Skip the military surplus suppliers and create a shirt that touts your own personal flair. Tie-dye is a time-honoured tradition, dating back almost 6,000 years. In the UK, tie-dye is most associated with the 1960s. Now the popular style from decades ago has re-emerged.
Things you need
- 1 tbsp bronze dye powder
- 2 squirt bottles
- Olive green dye powder
- Black dye powder
- 55 g (1/4 cup) soda ash dye fixer
- 410 g (1 1/2 cups) noniodized salt
- Rubber bands
- 100 per cent cotton T-shirt
- 1 litre (1 quart) container
- Dust sheet or large piece of plastic
- Wire rack
- 110 g (1/2 cup) Synthrapol detergent
- 55 g (1/4 cup) regular washing powder
- Washer and dryer
Wet the T-shirt and wring it out.
Spread a dust sheet or a large piece of plastic on the work area. Put on the gloves. Dissolve 1 tbsp of bronze dye powder and 410 g (1 1/2 cups) of noniodized salt into a bucket containing 13.5 litres (3 gallons) of hot water. Place the shirt into the water.

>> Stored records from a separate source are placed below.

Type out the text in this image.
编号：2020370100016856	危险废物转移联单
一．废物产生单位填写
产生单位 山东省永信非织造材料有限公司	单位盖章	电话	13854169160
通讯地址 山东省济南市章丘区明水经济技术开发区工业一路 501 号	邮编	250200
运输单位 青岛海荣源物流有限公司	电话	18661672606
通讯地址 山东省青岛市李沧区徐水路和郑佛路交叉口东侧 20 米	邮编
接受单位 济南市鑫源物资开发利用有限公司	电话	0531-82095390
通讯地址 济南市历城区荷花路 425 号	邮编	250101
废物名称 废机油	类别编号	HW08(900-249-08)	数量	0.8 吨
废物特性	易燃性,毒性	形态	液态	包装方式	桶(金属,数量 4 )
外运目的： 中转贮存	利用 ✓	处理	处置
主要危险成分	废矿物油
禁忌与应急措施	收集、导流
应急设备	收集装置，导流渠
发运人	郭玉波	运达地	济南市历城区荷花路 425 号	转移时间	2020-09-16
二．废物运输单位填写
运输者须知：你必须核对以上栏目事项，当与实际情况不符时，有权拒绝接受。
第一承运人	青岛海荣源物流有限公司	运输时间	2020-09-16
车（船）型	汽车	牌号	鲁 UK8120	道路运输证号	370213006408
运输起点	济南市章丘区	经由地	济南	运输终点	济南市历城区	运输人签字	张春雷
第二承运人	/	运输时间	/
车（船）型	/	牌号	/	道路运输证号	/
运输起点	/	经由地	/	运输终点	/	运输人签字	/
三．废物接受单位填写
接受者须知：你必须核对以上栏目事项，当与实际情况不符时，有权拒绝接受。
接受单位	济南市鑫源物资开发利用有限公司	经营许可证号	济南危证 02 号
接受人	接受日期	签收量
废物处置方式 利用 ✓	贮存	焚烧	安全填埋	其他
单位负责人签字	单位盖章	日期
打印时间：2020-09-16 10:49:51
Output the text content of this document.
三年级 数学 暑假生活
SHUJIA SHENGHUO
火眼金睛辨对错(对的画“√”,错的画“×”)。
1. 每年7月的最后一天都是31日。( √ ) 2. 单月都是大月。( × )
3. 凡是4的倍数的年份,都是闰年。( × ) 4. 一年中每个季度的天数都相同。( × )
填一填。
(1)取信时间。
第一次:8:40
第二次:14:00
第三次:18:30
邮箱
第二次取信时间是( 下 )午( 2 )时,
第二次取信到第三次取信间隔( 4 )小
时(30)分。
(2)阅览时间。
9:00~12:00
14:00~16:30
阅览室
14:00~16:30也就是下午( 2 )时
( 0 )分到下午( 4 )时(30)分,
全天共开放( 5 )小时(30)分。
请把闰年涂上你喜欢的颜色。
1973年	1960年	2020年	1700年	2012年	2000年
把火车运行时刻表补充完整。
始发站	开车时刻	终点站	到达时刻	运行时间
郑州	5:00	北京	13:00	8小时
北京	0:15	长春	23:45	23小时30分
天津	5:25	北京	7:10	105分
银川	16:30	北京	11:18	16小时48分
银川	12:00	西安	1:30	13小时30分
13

Dissolve 55 g (1/4 cup) of soda ash into 1 litre (1 quart) of hot water. Stir the soda ash solution into the dye bucket. Soak the shirt in the dye bucket for at least 20 minutes. For a bolder bronze colour, soak a little longer.

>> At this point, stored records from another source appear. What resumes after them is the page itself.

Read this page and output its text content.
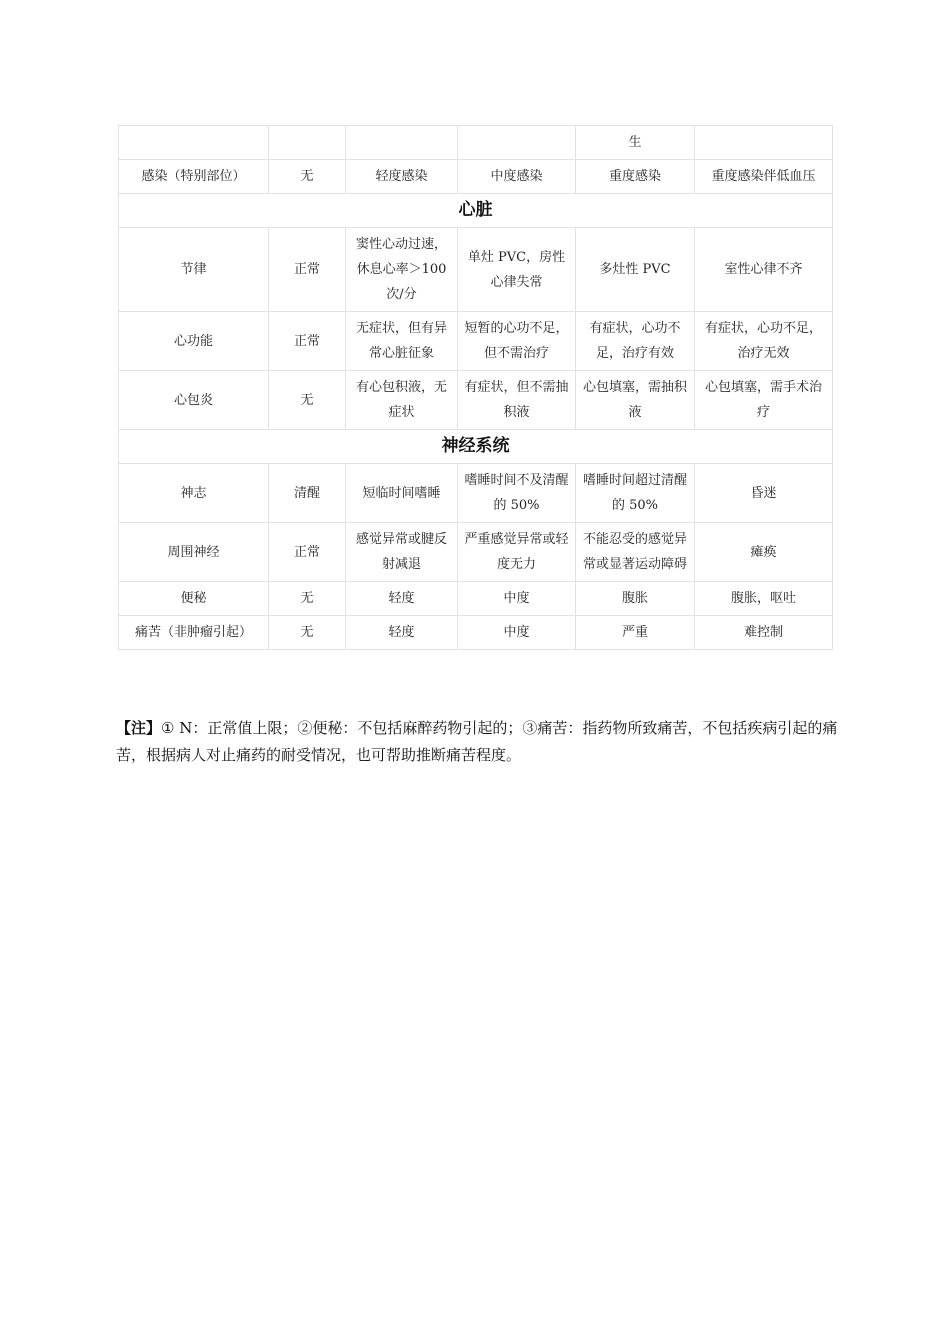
				生	
感染（特别部位）	无	轻度感染	中度感染	重度感染	重度感染伴低血压
心脏					
节律	正常	窦性心动过速，休息心率＞100次/分	单灶 PVC，房性心律失常	多灶性 PVC	室性心律不齐
心功能	正常	无症状，但有异常心脏征象	短暂的心功不足，但不需治疗	有症状，心功不足，治疗有效	有症状，心功不足，治疗无效
心包炎	无	有心包积液，无症状	有症状，但不需抽积液	心包填塞，需抽积液	心包填塞，需手术治疗
神经系统					
神志	清醒	短临时间嗜睡	嗜睡时间不及清醒的 50%	嗜睡时间超过清醒的 50%	昏迷
周围神经	正常	感觉异常或腱反射减退	严重感觉异常或轻度无力	不能忍受的感觉异常或显著运动障碍	瘫痪
便秘	无	轻度	中度	腹胀	腹胀，呕吐
痛苦（非肿瘤引起）	无	轻度	中度	严重	难控制

【注】① N：正常值上限；②便秘：不包括麻醉药物引起的；③痛苦：指药物所致痛苦，不包括疾病引起的痛苦，根据病人对止痛药的耐受情况，也可帮助推断痛苦程度。
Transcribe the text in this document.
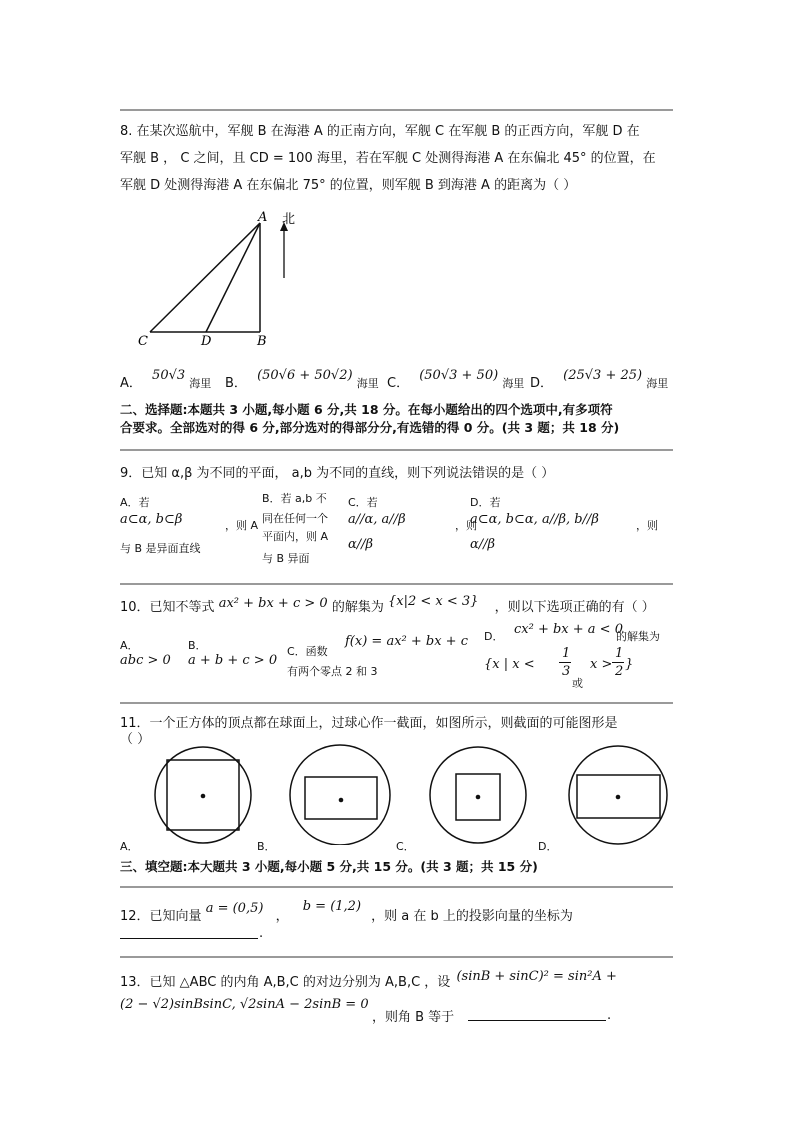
8. 在某次巡航中，军舰 B 在海港 A 的正南方向，军舰 C 在军舰 B 的正西方向，军舰 D 在
军舰 B ， C 之间，且 CD = 100 海里，若在军舰 C 处测得海港 A 在东偏北 45° 的位置，在
军舰 D 处测得海港 A 在东偏北 75° 的位置，则军舰 B 到海港 A 的距离为（ ）
A 北
C	D	B
A． 50√3 海里 B． (50√6 + 50√2) 海里 C． (50√3 + 50) 海里 D． (25√3 + 25) 海里
二、选择题:本题共 3 小题,每小题 6 分,共 18 分。在每小题给出的四个选项中,有多项符
合要求。全部选对的得 6 分,部分选对的得部分分,有选错的得 0 分。(共 3 题；共 18 分)
9．已知 α,β 为不同的平面， a,b 为不同的直线，则下列说法错误的是（ ）
A．若
a⊂α, b⊂β	，则 A
与 B 是异面直线
B．若 a,b 不
同在任何一个
平面内，则 A
与 B 异面
C．若
a//α, a//β	，则
α//β
D．若
a⊂α, b⊂α, a//β, b//β	，则
α//β
10．已知不等式 ax² + bx + c > 0 的解集为 {x|2 < x < 3} ，则以下选项正确的有（ ）
A．
abc > 0
B．
a + b + c > 0
C．函数
f(x) = ax² + bx + c
有两个零点 2 和 3
D． cx² + bx + a < 0
的解集为
{x | x <
1
3
或
x >
1
2 }
11．一个正方体的顶点都在球面上，过球心作一截面，如图所示，则截面的可能图形是
（ ）
A．	B．	C．	D．
三、填空题:本大题共 3 小题,每小题 5 分,共 15 分。(共 3 题；共 15 分)
12．已知向量 a = (0,5) ， b = (1,2) ，则 a 在 b 上的投影向量的坐标为
.
13．已知 △ABC 的内角 A,B,C 的对边分别为 A,B,C ，设 (sinB + sinC)² = sin²A +
(2 − √2)sinBsinC, √2sinA − 2sinB = 0
，则角 B 等于	.
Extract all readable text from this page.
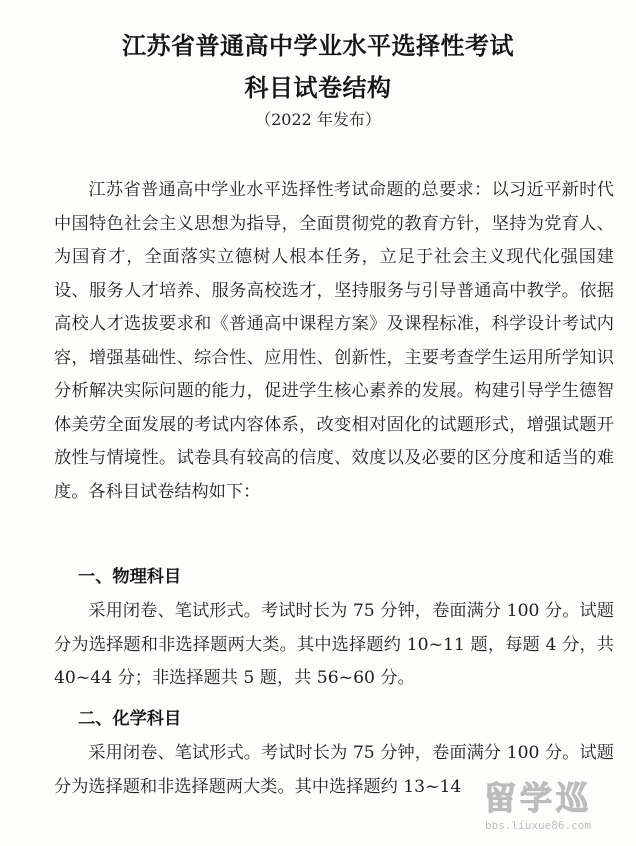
江苏省普通高中学业水平选择性考试
科目试卷结构
（2022 年发布）
江苏省普通高中学业水平选择性考试命题的总要求：以习近平新时代中国特色社会主义思想为指导，全面贯彻党的教育方针，坚持为党育人、为国育才，全面落实立德树人根本任务，立足于社会主义现代化强国建设、服务人才培养、服务高校选才，坚持服务与引导普通高中教学。依据高校人才选拔要求和《普通高中课程方案》及课程标准，科学设计考试内容，增强基础性、综合性、应用性、创新性，主要考查学生运用所学知识分析解决实际问题的能力，促进学生核心素养的发展。构建引导学生德智体美劳全面发展的考试内容体系，改变相对固化的试题形式，增强试题开放性与情境性。试卷具有较高的信度、效度以及必要的区分度和适当的难度。各科目试卷结构如下：
一、物理科目
采用闭卷、笔试形式。考试时长为 75 分钟，卷面满分 100 分。试题分为选择题和非选择题两大类。其中选择题约 10~11 题，每题 4 分，共 40~44 分；非选择题共 5 题，共 56~60 分。
二、化学科目
采用闭卷、笔试形式。考试时长为 75 分钟，卷面满分 100 分。试题分为选择题和非选择题两大类。其中选择题约 13~14 留学巡
bbs.liuxue86.com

While the shirt is soaking, prepare the olive green and black dye. To prepare the olive green dye, take the cap off a squirt bottle and insert a funnel. Use the funnel to add dye powder. Follow the ratio of 1 tbsp of dye powder for every 473 ml (16 oz) of water. Fill the bottle to the halfway mark. Swirl the bottle to mix the dye into water. Finish filling the bottle with water and put the cap on. Shake the bottle to mix the dye further until dry particles are no longer visible. Repeat the process to prepare the black dye.

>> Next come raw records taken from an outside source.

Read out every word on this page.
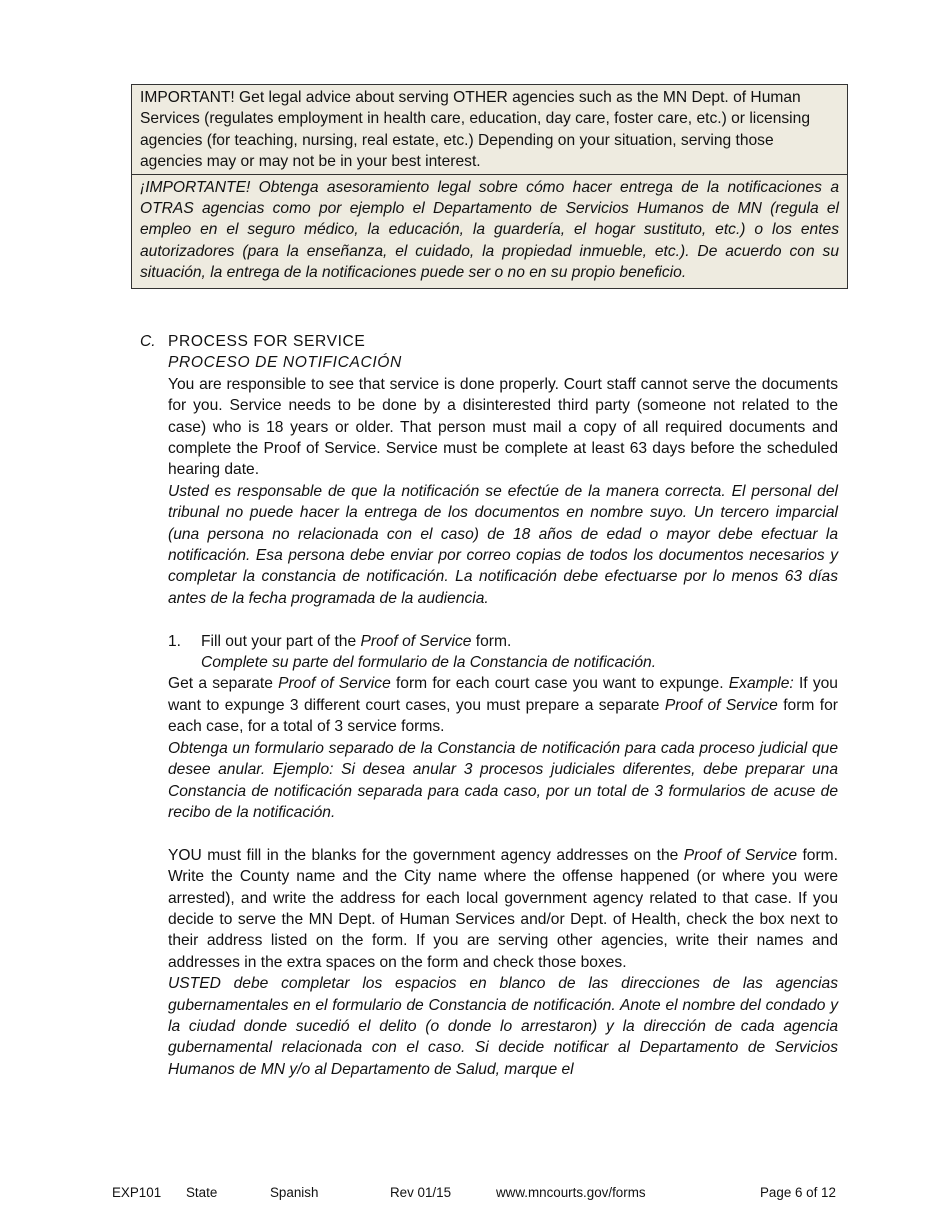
IMPORTANT! Get legal advice about serving OTHER agencies such as the MN Dept. of Human Services (regulates employment in health care, education, day care, foster care, etc.) or licensing agencies (for teaching, nursing, real estate, etc.) Depending on your situation, serving those agencies may or may not be in your best interest.
¡IMPORTANTE! Obtenga asesoramiento legal sobre cómo hacer entrega de la notificaciones a OTRAS agencias como por ejemplo el Departamento de Servicios Humanos de MN (regula el empleo en el seguro médico, la educación, la guardería, el hogar sustituto, etc.) o los entes autorizadores (para la enseñanza, el cuidado, la propiedad inmueble, etc.). De acuerdo con su situación, la entrega de la notificaciones puede ser o no en su propio beneficio.
C. PROCESS FOR SERVICE
PROCESO DE NOTIFICACIÓN
You are responsible to see that service is done properly. Court staff cannot serve the documents for you. Service needs to be done by a disinterested third party (someone not related to the case) who is 18 years or older. That person must mail a copy of all required documents and complete the Proof of Service. Service must be complete at least 63 days before the scheduled hearing date.
Usted es responsable de que la notificación se efectúe de la manera correcta. El personal del tribunal no puede hacer la entrega de los documentos en nombre suyo. Un tercero imparcial (una persona no relacionada con el caso) de 18 años de edad o mayor debe efectuar la notificación. Esa persona debe enviar por correo copias de todos los documentos necesarios y completar la constancia de notificación. La notificación debe efectuarse por lo menos 63 días antes de la fecha programada de la audiencia.
1.	Fill out your part of the Proof of Service form.
Complete su parte del formulario de la Constancia de notificación.
Get a separate Proof of Service form for each court case you want to expunge. Example: If you want to expunge 3 different court cases, you must prepare a separate Proof of Service form for each case, for a total of 3 service forms.
Obtenga un formulario separado de la Constancia de notificación para cada proceso judicial que desee anular. Ejemplo: Si desea anular 3 procesos judiciales diferentes, debe preparar una Constancia de notificación separada para cada caso, por un total de 3 formularios de acuse de recibo de la notificación.
YOU must fill in the blanks for the government agency addresses on the Proof of Service form. Write the County name and the City name where the offense happened (or where you were arrested), and write the address for each local government agency related to that case. If you decide to serve the MN Dept. of Human Services and/or Dept. of Health, check the box next to their address listed on the form. If you are serving other agencies, write their names and addresses in the extra spaces on the form and check those boxes.
USTED debe completar los espacios en blanco de las direcciones de las agencias gubernamentales en el formulario de Constancia de notificación. Anote el nombre del condado y la ciudad donde sucedió el delito (o donde lo arrestaron) y la dirección de cada agencia gubernamental relacionada con el caso. Si decide notificar al Departamento de Servicios Humanos de MN y/o al Departamento de Salud, marque el
EXP101 State	Spanish	Rev 01/15	www.mncourts.gov/forms	Page 6 of 12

Take the shirt out of the soda ash and bronze dye solution. Wring out the shirt, but do not rinse it. Lay it onto a flat protected surface. To create a camouflage style, place your fingers wide onto the shirt, then use them to repeatedly scrunch up the fabric. Keep scrunching the fabric until it forms into a round bundle. Then put rubber bands around the bundle to hold the bundle together.
Randomly apply the olive green dye and the black dye throughout the bundle. Use more olive green dye than black. You can use the spout of the squirt bottle to squeeze dye in between the folds of the fabric.
Place bundle on wire rack. Allow 12 to 18 hours to dry.
Fill your washing machine with hot water and add 110 g (1/2 cup) of concentrated washing powder (specially formulated for rinsing freshly tie-dyed garments, such as Synthrapol, PROsapol or Dharma Professional Textile Detergent). Cut the rubber bands off the T-shirt and then place the T-shirt in the washing machine. Make sure the T-shirt is fully submerged. After the washing machine completes its cycle, run the washer again with 55 g (1/4 cup) of the special concentrated washing powder and 55 g (1/4 cup) of regular washing powder.
Place the T-shirt in the dryer. Once dry, it is ready to wear.